Des centaines de femmes et enfants y font quotidiennement la queue pour collecter leur quota mensuel de nourriture.

« Les chefs du camp nous disent qu’on doit retourner dans nos villages, mais on ne peut pas car nos terres sont occupées par d’autres », lance, en colère, Amina Mohamed, en parlant des nomades arabes qui occupent désormais de larges portions de terre appartenant aux Darfouris.

– « Prêt à témoigner » –

« On n’acceptera pas d’accord de paix à moins qu’on puisse revenir sur notre terre. On quittera ce camp seulement lorsque ceux qui ont commis les crimes seront emmenés devant la CPI », ajoute-t-elle.

Les autorités mises en place cet été à la suite d’un accord entre les militaires et les meneurs de la contestation ont promis de ramener la paix au Darfour, ainsi que dans les Etats du Nil Bleu et du Kordofan-Sud (sud).

Des négociations entre Khartoum et des groupes rebelles de ces trois Etats se tiennent actuellement au Soudan du Sud. Mercredi, les nouvelles autorités ont annoncé un cessez-le-feu « permanent » afin de montrer leur « engagement pour rétablir la paix ».
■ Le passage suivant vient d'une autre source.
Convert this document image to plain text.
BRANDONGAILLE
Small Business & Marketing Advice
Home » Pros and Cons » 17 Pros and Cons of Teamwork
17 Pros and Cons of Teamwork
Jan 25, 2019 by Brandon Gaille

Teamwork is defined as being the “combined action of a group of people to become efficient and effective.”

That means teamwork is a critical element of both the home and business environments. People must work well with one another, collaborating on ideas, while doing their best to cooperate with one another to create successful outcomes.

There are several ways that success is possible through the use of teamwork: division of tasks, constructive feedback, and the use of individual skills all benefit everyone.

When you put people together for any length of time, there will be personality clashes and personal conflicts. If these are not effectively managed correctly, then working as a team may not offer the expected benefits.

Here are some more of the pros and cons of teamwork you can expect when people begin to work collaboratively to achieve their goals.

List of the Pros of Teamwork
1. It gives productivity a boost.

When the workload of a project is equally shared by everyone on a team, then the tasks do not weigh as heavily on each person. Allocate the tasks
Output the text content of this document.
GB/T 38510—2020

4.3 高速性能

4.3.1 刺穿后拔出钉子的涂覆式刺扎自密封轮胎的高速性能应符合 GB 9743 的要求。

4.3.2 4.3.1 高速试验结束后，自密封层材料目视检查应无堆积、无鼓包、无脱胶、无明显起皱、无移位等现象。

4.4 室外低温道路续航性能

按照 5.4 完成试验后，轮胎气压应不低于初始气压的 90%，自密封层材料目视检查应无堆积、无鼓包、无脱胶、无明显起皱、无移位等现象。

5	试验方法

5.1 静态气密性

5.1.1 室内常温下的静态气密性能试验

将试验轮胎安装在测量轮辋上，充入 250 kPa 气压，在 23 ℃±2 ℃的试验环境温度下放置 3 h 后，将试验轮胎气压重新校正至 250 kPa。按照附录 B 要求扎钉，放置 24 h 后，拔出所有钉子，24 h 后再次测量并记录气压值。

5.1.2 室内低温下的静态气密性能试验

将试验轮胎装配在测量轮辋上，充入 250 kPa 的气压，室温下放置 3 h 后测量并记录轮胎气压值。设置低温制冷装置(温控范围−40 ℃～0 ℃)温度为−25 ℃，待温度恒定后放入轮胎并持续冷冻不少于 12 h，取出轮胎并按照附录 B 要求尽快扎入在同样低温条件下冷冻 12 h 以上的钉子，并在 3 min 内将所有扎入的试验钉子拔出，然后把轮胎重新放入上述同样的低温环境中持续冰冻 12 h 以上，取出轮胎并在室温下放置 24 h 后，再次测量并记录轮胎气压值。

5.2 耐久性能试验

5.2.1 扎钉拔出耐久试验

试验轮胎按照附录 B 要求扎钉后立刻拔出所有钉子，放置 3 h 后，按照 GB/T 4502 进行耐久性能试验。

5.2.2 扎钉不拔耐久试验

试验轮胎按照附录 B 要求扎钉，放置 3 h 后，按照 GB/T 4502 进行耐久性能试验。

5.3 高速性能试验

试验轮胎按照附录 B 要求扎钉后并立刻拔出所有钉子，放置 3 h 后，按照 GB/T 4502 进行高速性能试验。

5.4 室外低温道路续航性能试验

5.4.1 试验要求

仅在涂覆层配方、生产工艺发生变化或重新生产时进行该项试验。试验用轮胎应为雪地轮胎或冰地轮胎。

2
En attendant, les habitants du camp de Kalma répètent vouloir que les auteurs des horreurs qu’ils ont vécues répondent de leurs crimes, même plus de 15 ans après et même si les violences ont nettement diminué ces dernières années. Des centaines d’entre eux ont manifesté cette semaine contre les négociations à Juba.

Moussa Adam, 59 ans, explique que sept membres de sa famille ont été tués par des miliciens lors d’un raid dans son village en 2003.

« Je connais les chefs des milices (…) je suis prêt à témoigner devant la CPI sur leurs crimes », dit-il.

« On ne peut avoir la paix au Darfour que si les criminels sont envoyés devant la CPI », martèle-t-il.